LINTASJATIM.com, Surabaya – Pacitan, Jawa Timur, masuk dalam wilayah yang berpotensi mengalami sinkhole atau lubang runtuhan tanah.
Dikutip dari detikJatim.com, menyikapi potensi tersebut, Badan Penanggulangan Bencana Daerah (BPBD) Jawa Timur melakukan langkah antisipatif melalui pemetaan dan koordinasi lintas instansi guna meminimalkan risiko terhadap masyarakat.
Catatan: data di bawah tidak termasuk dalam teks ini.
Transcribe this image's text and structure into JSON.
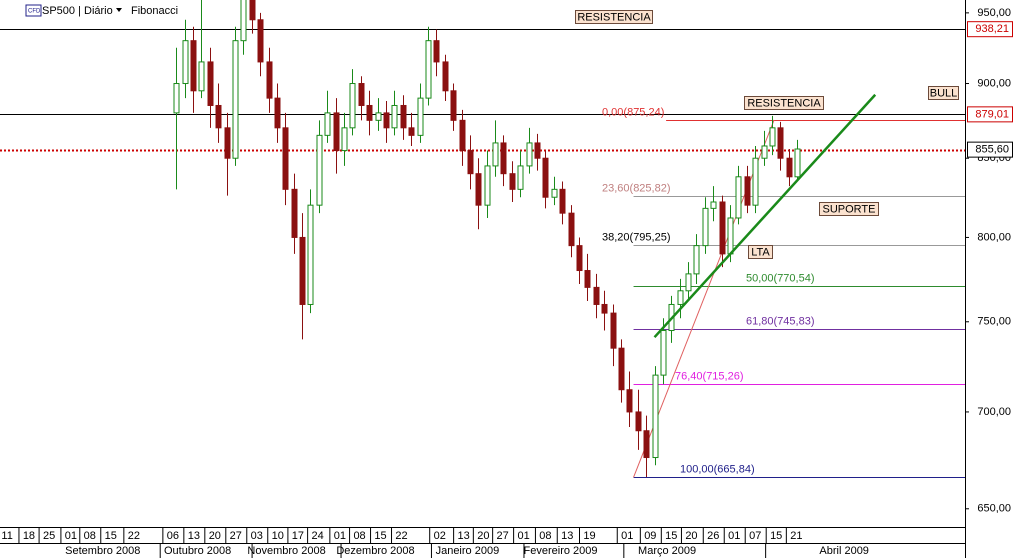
{
  "header": {
    "symbol": "SP500 | Diário",
    "study": "Fibonacci"
  },
  "chart_data": {
    "type": "candlestick",
    "x": [
      42,
      44,
      46,
      48,
      50,
      52,
      54,
      56,
      58,
      60,
      62,
      64,
      66,
      68,
      70,
      72,
      74,
      76,
      78,
      80,
      82,
      84,
      86,
      88,
      90,
      92,
      94,
      96,
      98,
      100,
      102,
      104,
      106,
      108,
      110,
      112,
      114,
      116,
      118,
      120,
      122,
      124,
      126,
      128,
      130,
      132,
      134,
      136,
      138,
      140,
      142,
      144,
      146,
      148,
      150,
      152,
      154,
      156,
      158,
      160,
      162,
      164,
      166,
      168,
      170,
      172,
      174,
      176,
      178,
      180,
      182,
      184,
      186,
      188,
      190
    ],
    "open": [
      880,
      900,
      930,
      895,
      915,
      885,
      870,
      850,
      930,
      960,
      945,
      915,
      890,
      870,
      830,
      800,
      760,
      820,
      865,
      880,
      855,
      870,
      900,
      885,
      875,
      880,
      870,
      885,
      870,
      865,
      890,
      930,
      915,
      895,
      875,
      855,
      840,
      820,
      845,
      860,
      840,
      830,
      845,
      860,
      850,
      825,
      830,
      815,
      795,
      780,
      770,
      760,
      755,
      735,
      712,
      700,
      690,
      676,
      720,
      745,
      760,
      768,
      778,
      795,
      818,
      822,
      790,
      812,
      838,
      820,
      850,
      858,
      870,
      850,
      838
    ],
    "high": [
      925,
      945,
      940,
      965,
      925,
      900,
      880,
      940,
      965,
      968,
      950,
      925,
      900,
      880,
      840,
      815,
      830,
      875,
      895,
      890,
      880,
      910,
      905,
      895,
      890,
      888,
      895,
      892,
      880,
      900,
      940,
      938,
      920,
      900,
      882,
      865,
      850,
      855,
      875,
      865,
      848,
      855,
      870,
      866,
      855,
      838,
      835,
      820,
      800,
      790,
      778,
      768,
      760,
      740,
      722,
      712,
      698,
      725,
      752,
      765,
      775,
      785,
      802,
      825,
      832,
      826,
      820,
      845,
      845,
      858,
      868,
      878,
      874,
      856,
      862
    ],
    "low": [
      830,
      890,
      880,
      890,
      870,
      860,
      826,
      845,
      920,
      935,
      905,
      880,
      860,
      820,
      790,
      740,
      755,
      815,
      860,
      840,
      845,
      865,
      875,
      865,
      868,
      860,
      865,
      862,
      858,
      860,
      885,
      905,
      888,
      868,
      845,
      830,
      805,
      812,
      838,
      832,
      822,
      825,
      840,
      842,
      818,
      820,
      808,
      788,
      772,
      762,
      752,
      745,
      725,
      705,
      692,
      680,
      666,
      672,
      715,
      738,
      752,
      762,
      772,
      790,
      810,
      782,
      785,
      808,
      815,
      815,
      845,
      852,
      842,
      832,
      835
    ],
    "close": [
      900,
      930,
      895,
      915,
      885,
      870,
      850,
      930,
      960,
      945,
      915,
      890,
      870,
      830,
      800,
      760,
      820,
      865,
      880,
      855,
      870,
      900,
      885,
      875,
      880,
      870,
      885,
      870,
      865,
      890,
      930,
      915,
      895,
      875,
      855,
      840,
      820,
      845,
      860,
      840,
      830,
      845,
      860,
      850,
      825,
      830,
      815,
      795,
      780,
      770,
      760,
      755,
      735,
      712,
      700,
      690,
      676,
      720,
      745,
      760,
      768,
      778,
      795,
      818,
      822,
      790,
      812,
      838,
      820,
      850,
      858,
      870,
      850,
      838,
      856
    ],
    "up_color": "#1a8a1a",
    "down_color": "#8b1010",
    "xlim": [
      0,
      230
    ],
    "ylim": [
      641,
      959.4
    ],
    "log_scale": true,
    "yticks": [
      {
        "value": 950,
        "label": "950,00"
      },
      {
        "value": 900,
        "label": "900,00"
      },
      {
        "value": 850,
        "label": "850,00"
      },
      {
        "value": 800,
        "label": "800,00"
      },
      {
        "value": 750,
        "label": "750,00"
      },
      {
        "value": 700,
        "label": "700,00"
      },
      {
        "value": 650,
        "label": "650,00"
      }
    ],
    "xticks": [
      {
        "value": 1.7,
        "label": "11"
      },
      {
        "value": 6.9,
        "label": "18"
      },
      {
        "value": 11.7,
        "label": "25"
      },
      {
        "value": 16.9,
        "label": "01"
      },
      {
        "value": 21.4,
        "label": "08"
      },
      {
        "value": 26.4,
        "label": "15"
      },
      {
        "value": 31.9,
        "label": "22"
      },
      {
        "value": 41.2,
        "label": "06"
      },
      {
        "value": 46.2,
        "label": "13"
      },
      {
        "value": 51.2,
        "label": "20"
      },
      {
        "value": 56.2,
        "label": "27"
      },
      {
        "value": 61.2,
        "label": "03"
      },
      {
        "value": 66.2,
        "label": "10"
      },
      {
        "value": 71,
        "label": "17"
      },
      {
        "value": 75.7,
        "label": "24"
      },
      {
        "value": 81,
        "label": "01"
      },
      {
        "value": 85.7,
        "label": "08"
      },
      {
        "value": 90.7,
        "label": "15"
      },
      {
        "value": 95.7,
        "label": "22"
      },
      {
        "value": 104.8,
        "label": "02"
      },
      {
        "value": 110.5,
        "label": "13"
      },
      {
        "value": 115.2,
        "label": "20"
      },
      {
        "value": 119.8,
        "label": "27"
      },
      {
        "value": 124.8,
        "label": "01"
      },
      {
        "value": 130,
        "label": "08"
      },
      {
        "value": 135.2,
        "label": "13"
      },
      {
        "value": 140.5,
        "label": "19"
      },
      {
        "value": 149.5,
        "label": "01"
      },
      {
        "value": 155,
        "label": "09"
      },
      {
        "value": 160,
        "label": "15"
      },
      {
        "value": 164.8,
        "label": "20"
      },
      {
        "value": 170,
        "label": "26"
      },
      {
        "value": 175,
        "label": "01"
      },
      {
        "value": 180,
        "label": "07"
      },
      {
        "value": 185,
        "label": "15"
      },
      {
        "value": 189.8,
        "label": "21"
      }
    ],
    "month_labels": [
      {
        "value": 24.5,
        "label": "Setembro 2008"
      },
      {
        "value": 47.1,
        "label": "Outubro 2008"
      },
      {
        "value": 68.3,
        "label": "Novembro 2008"
      },
      {
        "value": 89.5,
        "label": "Dezembro 2008"
      },
      {
        "value": 111.4,
        "label": "Janeiro 2009"
      },
      {
        "value": 133.6,
        "label": "Fevereiro 2009"
      },
      {
        "value": 159,
        "label": "Março 2009"
      },
      {
        "value": 201.2,
        "label": "Abril 2009"
      }
    ],
    "price_lines": [
      {
        "value": 938.21,
        "label": "938,21",
        "line_color": "#000000",
        "label_color": "#cc0000",
        "style": "solid"
      },
      {
        "value": 879.01,
        "label": "879,01",
        "line_color": "#000000",
        "label_color": "#cc0000",
        "style": "solid"
      },
      {
        "value": 855.6,
        "label": "855,60",
        "line_color": "#cc0000",
        "label_color": "#000000",
        "style": "dotted"
      }
    ],
    "fibonacci": {
      "from": {
        "x": 151,
        "price": 665.84
      },
      "to": {
        "x": 184.5,
        "price": 875.24
      },
      "color": "#e06060",
      "levels": [
        {
          "value": 875.24,
          "label": "0,00(875,24)",
          "color": "#e03030"
        },
        {
          "value": 825.82,
          "label": "23,60(825,82)",
          "color": "#c08080"
        },
        {
          "value": 795.25,
          "label": "38,20(795,25)",
          "color": "#000000"
        },
        {
          "value": 770.54,
          "label": "50,00(770,54)",
          "color": "#2e8b2e"
        },
        {
          "value": 745.83,
          "label": "61,80(745,83)",
          "color": "#7030a0"
        },
        {
          "value": 715.26,
          "label": "76,40(715,26)",
          "color": "#e020e0"
        },
        {
          "value": 665.84,
          "label": "100,00(665,84)",
          "color": "#20208a"
        }
      ]
    },
    "trendline": {
      "x": [
        156,
        208.6
      ],
      "y": [
        741.2,
        892.3
      ],
      "color": "#1a8a1a"
    },
    "annotations": [
      "RESISTENCIA",
      "RESISTENCIA",
      "BULL",
      "SUPORTE",
      "LTA"
    ]
  }
}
Kepala Pelaksana BPBD Jatim Gatot Soebroto mengatakan, pihaknya telah berkoordinasi dengan BPBD Kabupaten Pacitan untuk mengidentifikasi titik-titik rawan, terutama di kawasan dengan bentang alam karst. Upaya ini dilakukan sebagai langkah pencegahan sebelum terjadi dampak yang lebih luas.
“Apabila ada dan ditemukan sinkhole, kami bersama BPBD kabupaten/kota selalu berkoordinasi dengan tim PVMBG untuk memastikan apakah kondisi tersebut berbahaya atau tidak bagi masyarakat,” ujar Gatot, Senin (19/1/2026).
Menurut Gatot, pengalaman di sejumlah daerah lain menjadi pelajaran penting dalam penanganan fenomena ini.
Ia mencontohkan temuan sinkhole di Blitar dan Kabupaten Malang yang sebelumnya telah ditangani secara cepat melalui kerja sama antara warga, pemerintah provinsi, dan pemerintah kabupaten setempat.
“Contohnya saat ditemukan sinkhole di Blitar dan Kabupaten Malang. Setelah ditinjau dan dinilai membahayakan warga, dilakukan penutupan lubang tersebut secara bersama,” jelasnya.
Sementara itu, Kepala Pusat Riset Kebencanaan Geologi Badan Riset dan Inovasi Nasional (BRIN) Adrin Tohari menjelaskan bahwa sinkhole kerap terjadi di wilayah yang tersusun oleh batugamping atau karst, seperti Pacitan, Gunung Kidul, dan Maros.
Fenomena ini, kata dia, terbentuk melalui proses alam yang berlangsung lama dan sulit terdeteksi dari permukaan.
“Air hujan meresap ke dalam tanah dan melarutkan batuan yang mudah larut, terutama batugamping, sehingga membentuk rekahan dan rongga di bawah permukaan,” terang Adrin.
Seiring waktu, rongga tersebut semakin membesar akibat aliran air permukaan dan air tanah. Kondisi ini melemahkan lapisan tanah di atasnya hingga akhirnya runtuh secara tiba-tiba, terutama saat hujan dengan intensitas tinggi.
“Saat itulah lapisan atap runtuh secara mendadak dan terbentuk lubang di permukaan tanah yang kita kenal sebagai sinkhole,” kata Adrin.
BRIN menekankan pentingnya kewaspadaan pemerintah daerah dan masyarakat, khususnya dalam perencanaan tata ruang dan pembangunan permukiman di kawasan karst, agar risiko sinkhole dapat ditekan sejak dini.